Polygenic risk scores perform poorly across populations

Abstract |

The vast majority of genome-wide association studies (GWAS) are performed in cohorts of European ancestry. Systematic differences in polygenic risk scores (PRS) between European and non-European ancestry populations are believed to be largely spurious. However, it is not clear whether they are completely inaccurate nor how much individual-level predictive power is lost by applying PRS based on European-ancestry GWAS to non-European ancestry populations. Finally, a quantitative understanding of the biological or statistical basis for the poor performance of PRS in non-European-ancestry populations is lacking. To test this, we explored how well PRS predict a well-studied and highly polygenic trait: height. We calculated PRS using 41 sets of independent SNPs based on distance (physical or genetic) or LD clumping and pruning methods. We first compared PRS based on effect sizes from two independent GWAS: GIANT and UK Biobank (UKB), both of which were performed in individuals of European ancestry.
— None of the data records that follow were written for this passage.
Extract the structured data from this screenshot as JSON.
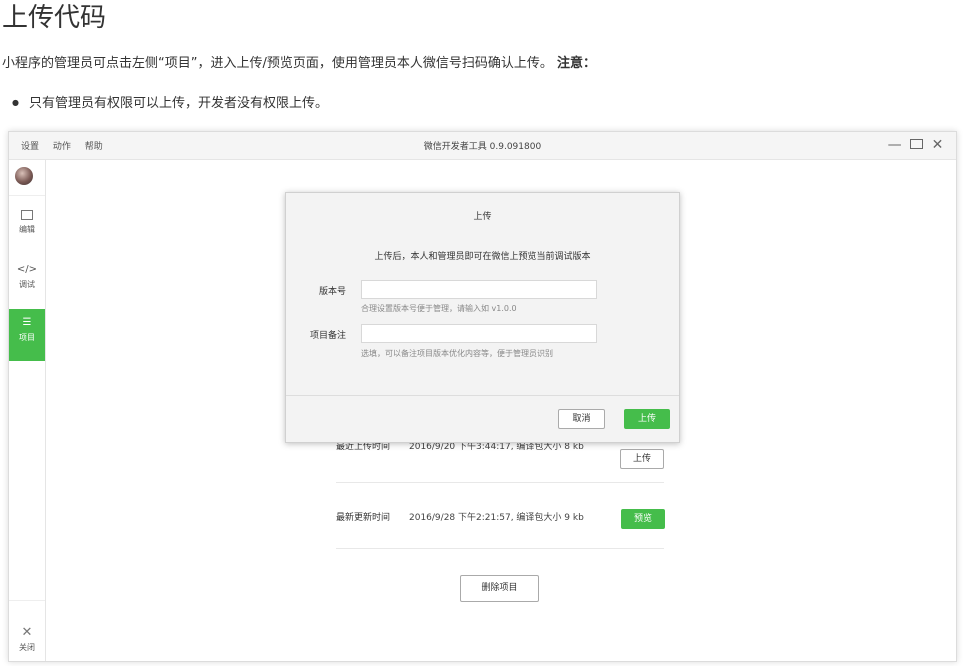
{
  "doc": {
    "title": "上传代码",
    "paragraph": "小程序的管理员可点击左侧“项目”，进入上传/预览页面，使用管理员本人微信号扫码确认上传。",
    "note": "注意：",
    "bullets": [
      "只有管理员有权限可以上传，开发者没有权限上传。"
    ]
  },
  "window": {
    "menu": [
      "设置",
      "动作",
      "帮助"
    ],
    "title": "微信开发者工具 0.9.091800",
    "controls": {
      "minimize": "—",
      "close": "✕"
    }
  },
  "sidebar": {
    "items": [
      {
        "label": "编辑"
      },
      {
        "label": "调试",
        "icon_text": "</>"
      },
      {
        "label": "项目",
        "icon_text": "☰"
      }
    ],
    "close_label": "关闭",
    "close_icon": "✕"
  },
  "project": {
    "rows": [
      {
        "label": "最近上传时间",
        "value": "2016/9/20 下午3:44:17, 编译包大小 8 kb",
        "button": "上传"
      },
      {
        "label": "最新更新时间",
        "value": "2016/9/28 下午2:21:57, 编译包大小 9 kb",
        "button": "预览"
      }
    ],
    "delete_button": "删除项目"
  },
  "dialog": {
    "title": "上传",
    "description": "上传后，本人和管理员即可在微信上预览当前调试版本",
    "version_label": "版本号",
    "version_value": "",
    "version_hint": "合理设置版本号便于管理，请输入如 v1.0.0",
    "note_label": "项目备注",
    "note_value": "",
    "note_hint": "选填，可以备注项目版本优化内容等，便于管理员识别",
    "cancel": "取消",
    "upload": "上传"
  }
}
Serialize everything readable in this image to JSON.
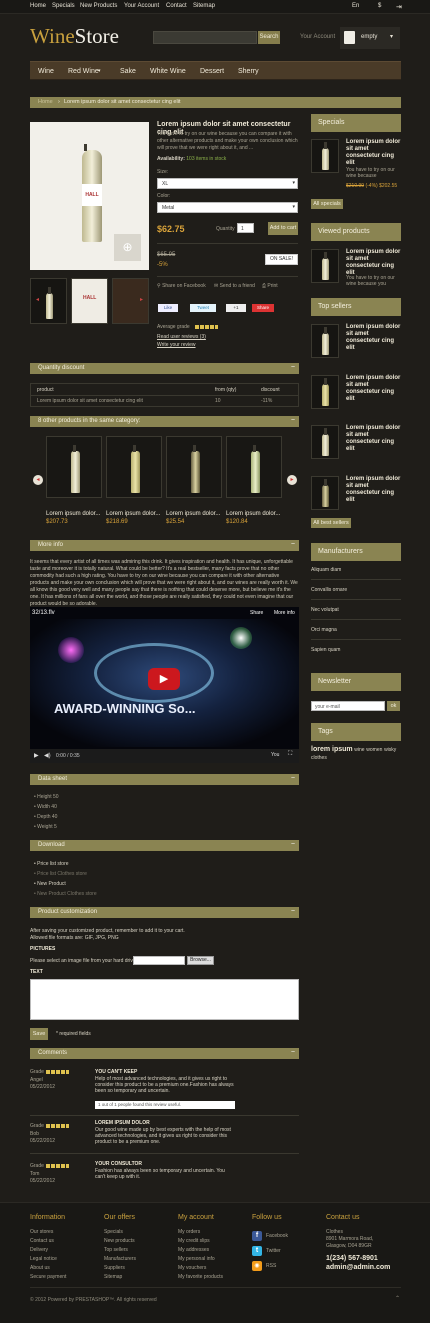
{
  "topbar": {
    "links": [
      "Home",
      "Specials",
      "New Products",
      "Your Account",
      "Contact",
      "Sitemap"
    ],
    "lang": "En",
    "currency": "$"
  },
  "logo": {
    "wine": "Wine",
    "store": "Store"
  },
  "header": {
    "search_button": "Search",
    "account": "Your Account",
    "cart": "empty"
  },
  "nav": [
    "Wine",
    "Red Wine",
    "Sake",
    "White Wine",
    "Dessert",
    "Sherry"
  ],
  "breadcrumb": {
    "home": "Home",
    "current": "Lorem ipsum dolor sit amet consectetur cing elit"
  },
  "product": {
    "title": "Lorem ipsum dolor sit amet consectetur cing elit",
    "desc": "You have to try on our wine because you can compare it with other alternative products and make your own conclusion which will prove that we were right about it, and ...",
    "availability_label": "Availability:",
    "availability": "103 items in stock",
    "size_label": "Size:",
    "size": "XL",
    "color_label": "Color:",
    "color": "Metal",
    "price": "$62.75",
    "qty_label": "Quantity",
    "qty": "1",
    "add_to_cart": "Add to cart",
    "old_price": "$65.95",
    "discount": "-5%",
    "on_sale": "ON SALE!",
    "share": "Share on Facebook",
    "send": "Send to a friend",
    "print": "Print",
    "average": "Average grade",
    "read_reviews": "Read user reviews (3)",
    "write_review": "Write your review",
    "social": [
      "Like",
      "Tweet",
      "+1",
      "Share"
    ],
    "thumb_labels": [
      "HALL",
      "HALL"
    ]
  },
  "quantity_discount": {
    "title": "Quantity discount",
    "headers": [
      "product",
      "from (qty)",
      "discount"
    ],
    "row": [
      "Lorem ipsum dolor sit amet consectetur cing elit",
      "10",
      "-11%"
    ]
  },
  "other_products": {
    "title": "8 other products in the same category:",
    "items": [
      {
        "name": "Lorem ipsum dolor...",
        "price": "$207.73"
      },
      {
        "name": "Lorem ipsum dolor...",
        "price": "$218.69"
      },
      {
        "name": "Lorem ipsum dolor...",
        "price": "$25.54"
      },
      {
        "name": "Lorem ipsum dolor...",
        "price": "$120.84"
      }
    ]
  },
  "more_info": {
    "title": "More info",
    "text": "It seems that every artist of all times was admiring this drink. It gives inspiration and health. It has unique, unforgettable taste and moreover it is totally natural. What could be better? It's a real bestseller, many facts prove that no other commodity had such a high rating. You have to try on our wine because you can compare it with other alternative products and make your own conclusion which will prove that we were right about it, and our wines are really worth it. We all know this good very well and many people say that there is nothing that could deserve more, but believe me it's the one. It has millions of fans all over the world, and those people are really satisfied, they could not even imagine that our product would be so adorable.",
    "video_title": "32/13.flv",
    "share": "Share",
    "more_info": "More info",
    "video_text": "AWARD-WINNING So...",
    "time": "0:00 / 0:35"
  },
  "data_sheet": {
    "title": "Data sheet",
    "items": [
      "Height 50",
      "Width 40",
      "Depth 40",
      "Weight 5"
    ]
  },
  "download": {
    "title": "Download",
    "items": [
      "Price list store",
      "Price list Clothes store",
      "New Product",
      "New Product Clothes store"
    ]
  },
  "customization": {
    "title": "Product customization",
    "p1": "After saving your customized product, remember to add it to your cart.",
    "p2": "Allowed file formats are: GIF, JPG, PNG",
    "pictures": "PICTURES",
    "file_label": "Please select an image file from your hard drive:",
    "browse": "Browse...",
    "text": "TEXT",
    "save": "Save",
    "required": "* required fields"
  },
  "comments": {
    "title": "Comments",
    "grade": "Grade",
    "items": [
      {
        "author": "Angel",
        "date": "05/22/2012",
        "title": "YOU CAN'T KEEP",
        "body": "Help of most advanced technologies, and it gives us right to consider this product to be a premium one.Fashion has always been so temporary and uncertain.",
        "helpful": "1 out of 1 people found this review useful."
      },
      {
        "author": "Bob",
        "date": "05/22/2012",
        "title": "LOREM IPSUM DOLOR",
        "body": "Our good wine made up by best experts with the help of most advanced technologies, and it gives us right to consider this product to be a premium one.",
        "helpful": ""
      },
      {
        "author": "Tom",
        "date": "05/22/2012",
        "title": "YOUR CONSULTOR",
        "body": "Fashion has always been so temporary and uncertain. You can't keep up with it.",
        "helpful": ""
      }
    ]
  },
  "sidebar": {
    "specials": {
      "title": "Specials",
      "name": "Lorem ipsum dolor sit amet consectetur cing elit",
      "desc": "You have to try on our wine because",
      "old": "$210.99",
      "pct": "(-4%)",
      "price": "$202.55",
      "btn": "All specials"
    },
    "viewed": {
      "title": "Viewed products",
      "name": "Lorem ipsum dolor sit amet consectetur cing elit",
      "desc": "You have to try on our wine because you"
    },
    "top": {
      "title": "Top sellers",
      "items": [
        "Lorem ipsum dolor sit amet consectetur cing elit",
        "Lorem ipsum dolor sit amet consectetur cing elit",
        "Lorem ipsum dolor sit amet consectetur cing elit",
        "Lorem ipsum dolor sit amet consectetur cing elit"
      ],
      "btn": "All best sellers"
    },
    "manufacturers": {
      "title": "Manufacturers",
      "items": [
        "Aliquam diam",
        "Convallis ornare",
        "Nec volutpat",
        "Orci magna",
        "Sapien quam"
      ]
    },
    "newsletter": {
      "title": "Newsletter",
      "placeholder": "your e-mail",
      "btn": "ok"
    },
    "tags": {
      "title": "Tags",
      "items": [
        "lorem ipsum",
        "wine",
        "women",
        "wisky",
        "clothes"
      ]
    }
  },
  "footer": {
    "cols": [
      {
        "title": "Information",
        "items": [
          "Our stores",
          "Contact us",
          "Delivery",
          "Legal notice",
          "About us",
          "Secure payment"
        ]
      },
      {
        "title": "Our offers",
        "items": [
          "Specials",
          "New products",
          "Top sellers",
          "Manufacturers",
          "Suppliers",
          "Sitemap"
        ]
      },
      {
        "title": "My account",
        "items": [
          "My orders",
          "My credit slips",
          "My addresses",
          "My personal info",
          "My vouchers",
          "My favorite products"
        ]
      },
      {
        "title": "Follow us",
        "items": [
          "Facebook",
          "Twitter",
          "RSS"
        ]
      },
      {
        "title": "Contact us",
        "items": [
          "Clothes",
          "8901 Marmora Road,",
          "Glasgow, D04 89GR",
          "1(234) 567-8901",
          "admin@admin.com"
        ]
      }
    ],
    "copyright": "© 2012 Powered by PRESTASHOP™. All rights reserved"
  },
  "colors": {
    "accent": "#8a8452",
    "bg": "#1f1d19",
    "gold": "#c9a13e",
    "price": "#d9a33a"
  }
}
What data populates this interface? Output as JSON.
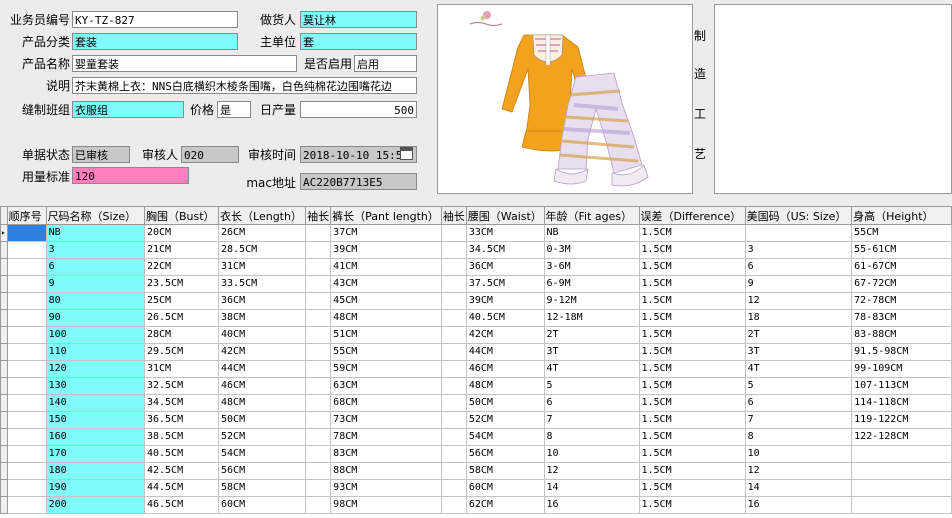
{
  "form": {
    "salesman": {
      "label": "业务员编号",
      "value": "KY-TZ-827"
    },
    "buyer": {
      "label": "做货人",
      "value": "莫让林"
    },
    "category": {
      "label": "产品分类",
      "value": "套装"
    },
    "unit": {
      "label": "主单位",
      "value": "套"
    },
    "product_name": {
      "label": "产品名称",
      "value": "婴童套装"
    },
    "enabled": {
      "label": "是否启用",
      "value": "启用"
    },
    "description": {
      "label": "说明",
      "value": "芥末黄棉上衣：NNS白底横织木棱条围嘴，白色纯棉花边围嘴花边"
    },
    "sewing_group": {
      "label": "缝制班组",
      "value": "衣服组"
    },
    "price": {
      "label": "价格",
      "value": "是"
    },
    "daily_output": {
      "label": "日产量",
      "value": "500"
    },
    "doc_status": {
      "label": "单据状态",
      "value": "已审核"
    },
    "auditor": {
      "label": "审核人",
      "value": "020"
    },
    "audit_time": {
      "label": "审核时间",
      "value": "2018-10-10  15:5"
    },
    "usage_standard": {
      "label": "用量标准",
      "value": "120"
    },
    "mac": {
      "label": "mac地址",
      "value": "AC220B7713E5"
    },
    "process_label": [
      "制",
      "造",
      "工",
      "艺"
    ]
  },
  "colors": {
    "cyan": "#7ffbfb",
    "pink": "#ff7fbf",
    "gray": "#c8c8c8",
    "selection": "#2f7fe0"
  },
  "table": {
    "columns": [
      "顺序号",
      "尺码名称（Size）",
      "胸围（Bust）",
      "衣长（Length）",
      "袖长",
      "裤长（Pant length）",
      "袖长",
      "腰围（Waist）",
      "年龄（Fit ages）",
      "误差（Difference）",
      "美国码（US: Size）",
      "身高（Height）"
    ],
    "rows": [
      [
        "",
        "NB",
        "20CM",
        "26CM",
        "",
        "37CM",
        "",
        "33CM",
        "NB",
        "1.5CM",
        "",
        "55CM"
      ],
      [
        "",
        "3",
        "21CM",
        "28.5CM",
        "",
        "39CM",
        "",
        "34.5CM",
        "0-3M",
        "1.5CM",
        "3",
        "55-61CM"
      ],
      [
        "",
        "6",
        "22CM",
        "31CM",
        "",
        "41CM",
        "",
        "36CM",
        "3-6M",
        "1.5CM",
        "6",
        "61-67CM"
      ],
      [
        "",
        "9",
        "23.5CM",
        "33.5CM",
        "",
        "43CM",
        "",
        "37.5CM",
        "6-9M",
        "1.5CM",
        "9",
        "67-72CM"
      ],
      [
        "",
        "80",
        "25CM",
        "36CM",
        "",
        "45CM",
        "",
        "39CM",
        "9-12M",
        "1.5CM",
        "12",
        "72-78CM"
      ],
      [
        "",
        "90",
        "26.5CM",
        "38CM",
        "",
        "48CM",
        "",
        "40.5CM",
        "12-18M",
        "1.5CM",
        "18",
        "78-83CM"
      ],
      [
        "",
        "100",
        "28CM",
        "40CM",
        "",
        "51CM",
        "",
        "42CM",
        "2T",
        "1.5CM",
        "2T",
        "83-88CM"
      ],
      [
        "",
        "110",
        "29.5CM",
        "42CM",
        "",
        "55CM",
        "",
        "44CM",
        "3T",
        "1.5CM",
        "3T",
        "91.5-98CM"
      ],
      [
        "",
        "120",
        "31CM",
        "44CM",
        "",
        "59CM",
        "",
        "46CM",
        "4T",
        "1.5CM",
        "4T",
        "99-109CM"
      ],
      [
        "",
        "130",
        "32.5CM",
        "46CM",
        "",
        "63CM",
        "",
        "48CM",
        "5",
        "1.5CM",
        "5",
        "107-113CM"
      ],
      [
        "",
        "140",
        "34.5CM",
        "48CM",
        "",
        "68CM",
        "",
        "50CM",
        "6",
        "1.5CM",
        "6",
        "114-118CM"
      ],
      [
        "",
        "150",
        "36.5CM",
        "50CM",
        "",
        "73CM",
        "",
        "52CM",
        "7",
        "1.5CM",
        "7",
        "119-122CM"
      ],
      [
        "",
        "160",
        "38.5CM",
        "52CM",
        "",
        "78CM",
        "",
        "54CM",
        "8",
        "1.5CM",
        "8",
        "122-128CM"
      ],
      [
        "",
        "170",
        "40.5CM",
        "54CM",
        "",
        "83CM",
        "",
        "56CM",
        "10",
        "1.5CM",
        "10",
        ""
      ],
      [
        "",
        "180",
        "42.5CM",
        "56CM",
        "",
        "88CM",
        "",
        "58CM",
        "12",
        "1.5CM",
        "12",
        ""
      ],
      [
        "",
        "190",
        "44.5CM",
        "58CM",
        "",
        "93CM",
        "",
        "60CM",
        "14",
        "1.5CM",
        "14",
        ""
      ],
      [
        "",
        "200",
        "46.5CM",
        "60CM",
        "",
        "98CM",
        "",
        "62CM",
        "16",
        "1.5CM",
        "16",
        ""
      ]
    ]
  }
}
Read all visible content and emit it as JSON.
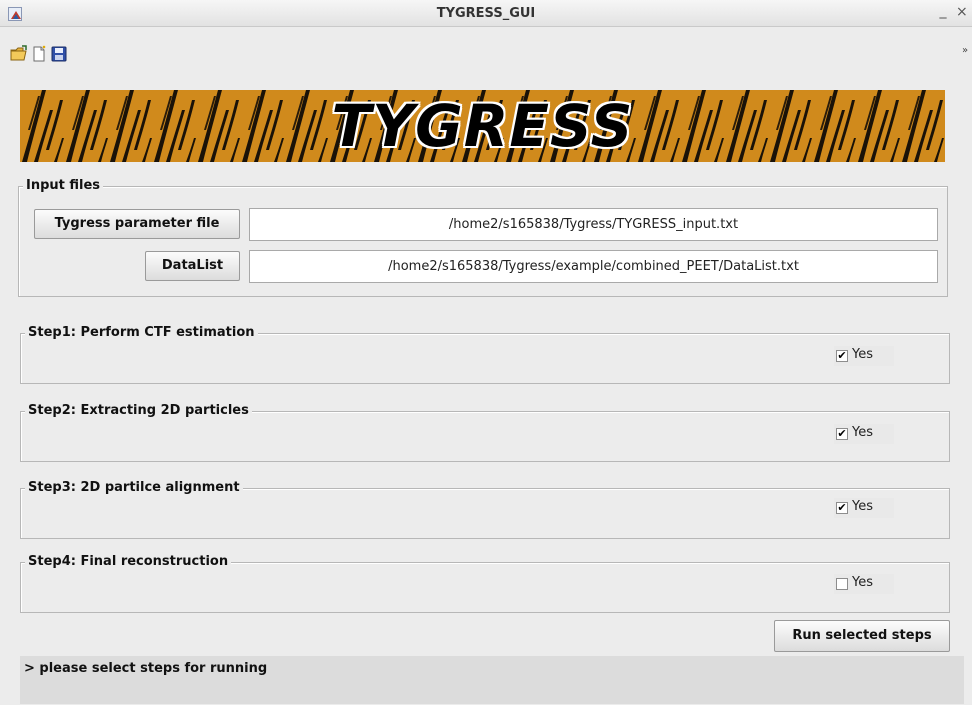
{
  "window": {
    "title": "TYGRESS_GUI",
    "minimize_glyph": "_",
    "close_glyph": "×"
  },
  "toolbar": {
    "icons": [
      "open-folder-icon",
      "new-file-icon",
      "save-icon"
    ],
    "overflow_glyph": "»"
  },
  "banner": {
    "text": "TYGRESS",
    "colors": {
      "base": "#d08a1c",
      "stripes": "#1a1208",
      "text": "#000000",
      "outline": "#ffffff"
    }
  },
  "input_files": {
    "title": "Input files",
    "param_button_label": "Tygress parameter file",
    "param_path": "/home2/s165838/Tygress/TYGRESS_input.txt",
    "datalist_button_label": "DataList",
    "datalist_path": "/home2/s165838/Tygress/example/combined_PEET/DataList.txt"
  },
  "steps": [
    {
      "title": "Step1: Perform CTF estimation",
      "option_label": "Yes",
      "checked": true
    },
    {
      "title": "Step2: Extracting 2D particles",
      "option_label": "Yes",
      "checked": true
    },
    {
      "title": "Step3: 2D partilce alignment",
      "option_label": "Yes",
      "checked": true
    },
    {
      "title": "Step4: Final reconstruction",
      "option_label": "Yes",
      "checked": false
    }
  ],
  "run_button_label": "Run selected steps",
  "status_text": "> please select steps for running"
}
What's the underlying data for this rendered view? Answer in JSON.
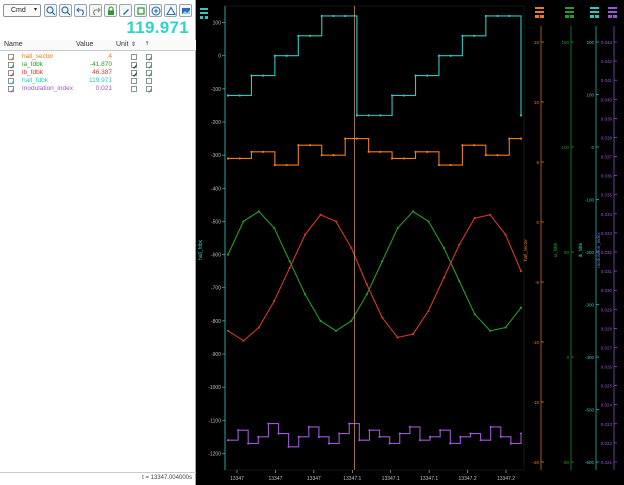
{
  "toolbar": {
    "cmd_label": "Cmd",
    "icons": [
      "zoom-in-icon",
      "zoom-out-icon",
      "undo-icon",
      "redo-icon",
      "lock-icon",
      "pen-icon",
      "square-icon",
      "plus-circle-icon",
      "triangle-icon",
      "image-icon"
    ]
  },
  "big_value": "119.971",
  "table": {
    "headers": {
      "name": "Name",
      "value": "Value",
      "unit": "Unit"
    },
    "rows": [
      {
        "name": "hall_sector",
        "value": "4",
        "color": "#f07c18"
      },
      {
        "name": "ia_fdbk",
        "value": "-41.870",
        "color": "#2a9a2a"
      },
      {
        "name": "ib_fdbk",
        "value": "46.387",
        "color": "#d23a2a"
      },
      {
        "name": "hall_fdbk",
        "value": "119.971",
        "color": "#2fc8c0"
      },
      {
        "name": "modulation_index",
        "value": "0.021",
        "color": "#9a58d2"
      }
    ]
  },
  "footer": "t = 13347.004000s",
  "chart_data": {
    "type": "line",
    "xlabel": "",
    "x_ticks": [
      "13347",
      "13347",
      "13347",
      "13347.1",
      "13347.1",
      "13347.1",
      "13347.2",
      "13347.2"
    ],
    "cursor_x_fraction": 0.433,
    "axes": [
      {
        "label": "hall_fdbk",
        "color": "#2fc8c0",
        "ticks": [
          "-1200",
          "-1100",
          "-1000",
          "-900",
          "-800",
          "-700",
          "-600",
          "-500",
          "-400",
          "-300",
          "-200",
          "-100",
          "0",
          "100"
        ]
      },
      {
        "label": "hall_sector",
        "color": "#f07c18",
        "ticks": [
          "-20",
          "-15",
          "-10",
          "-5",
          "0",
          "5",
          "10",
          "15"
        ]
      },
      {
        "label": "ia_fdbk",
        "color": "#2a9a2a",
        "ticks": [
          "-50",
          "0",
          "50",
          "100",
          "150"
        ]
      },
      {
        "label": "ib_fdbk",
        "color": "#2fc8c0",
        "ticks": [
          "-600",
          "-500",
          "-400",
          "-300",
          "-200",
          "-100",
          "0",
          "100",
          "200"
        ]
      },
      {
        "label": "modulation_index",
        "color": "#9a58d2",
        "ticks": [
          "0.021",
          "0.022",
          "0.023",
          "0.024",
          "0.025",
          "0.026",
          "0.027",
          "0.028",
          "0.029",
          "0.030",
          "0.031",
          "0.032",
          "0.033",
          "0.034",
          "0.035",
          "0.036",
          "0.037",
          "0.038",
          "0.039",
          "0.040",
          "0.041",
          "0.042",
          "0.043"
        ]
      }
    ],
    "series": [
      {
        "name": "hall_fdbk",
        "color": "#2fc8c0",
        "values": [
          -120,
          -120,
          -60,
          -60,
          0,
          0,
          60,
          60,
          120,
          120,
          120,
          -180,
          -180,
          -180,
          -120,
          -120,
          -60,
          -60,
          0,
          0,
          60,
          60,
          120,
          120,
          120,
          -180
        ]
      },
      {
        "name": "hall_sector",
        "color": "#f07c18",
        "values": [
          -310,
          -310,
          -290,
          -290,
          -330,
          -330,
          -270,
          -270,
          -300,
          -300,
          -250,
          -250,
          -290,
          -290,
          -310,
          -310,
          -290,
          -290,
          -330,
          -330,
          -270,
          -270,
          -300,
          -300,
          -250,
          -250
        ]
      },
      {
        "name": "ia_fdbk",
        "color": "#2a9a2a",
        "values": [
          -600,
          -500,
          -470,
          -520,
          -620,
          -720,
          -800,
          -830,
          -800,
          -720,
          -620,
          -520,
          -470,
          -500,
          -580,
          -680,
          -780,
          -830,
          -820,
          -760
        ]
      },
      {
        "name": "ib_fdbk",
        "color": "#d23a2a",
        "values": [
          -830,
          -860,
          -820,
          -740,
          -640,
          -540,
          -480,
          -500,
          -580,
          -690,
          -790,
          -850,
          -840,
          -770,
          -670,
          -570,
          -490,
          -480,
          -540,
          -650
        ]
      },
      {
        "name": "modulation_index",
        "color": "#9a58d2",
        "values": [
          -1160,
          -1130,
          -1170,
          -1150,
          -1110,
          -1140,
          -1180,
          -1150,
          -1120,
          -1150,
          -1170,
          -1140,
          -1110,
          -1160,
          -1130,
          -1150,
          -1170,
          -1140,
          -1120,
          -1160,
          -1150,
          -1130,
          -1170,
          -1150,
          -1140,
          -1160,
          -1120,
          -1150,
          -1170,
          -1140
        ]
      }
    ]
  }
}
We replicate previous observations of population-level differences in PRS, but these results are significantly different depending on datasets and clumping strategies. Depending on clumping strategy, the average difference between 1000 Genomes European and African PRS varies from 0.57-6.75 standard deviations (SD) using GIANT and 0.48-2.16 SD using UKB summary statistics. This dependence on clumping strategy supports the idea that most of these differences are spurious. We then investigated individual-level prediction in ~7,300 African American (AA) and ~7,400 European American (EA) individuals. Using UKB effect sizes, we found that PRS explain ~1.7% of height variation in AA individuals, compared to about 5.5% of variation in EA individuals. In both AA and EA, PRS explains more of the variance in height in individuals with a higher proportion of European ancestry. Interestingly, although we find a significant positive correlation (r=0.262, p=7.3e-115) between PRS and European ancestry among AA individuals, the correlation between height and European ancestry is extremely low (r=-0.02, p=0.056) and genome-wide ancestry explains only 0.05% of the variance in height, confirming that cross-population differences in PRS do not correlate to phenotypic differences. Finally, we evaluated whether local ancestry improves prediction for non-European populations, investigated dependence on other genomic features and extended our model to other phenotypes.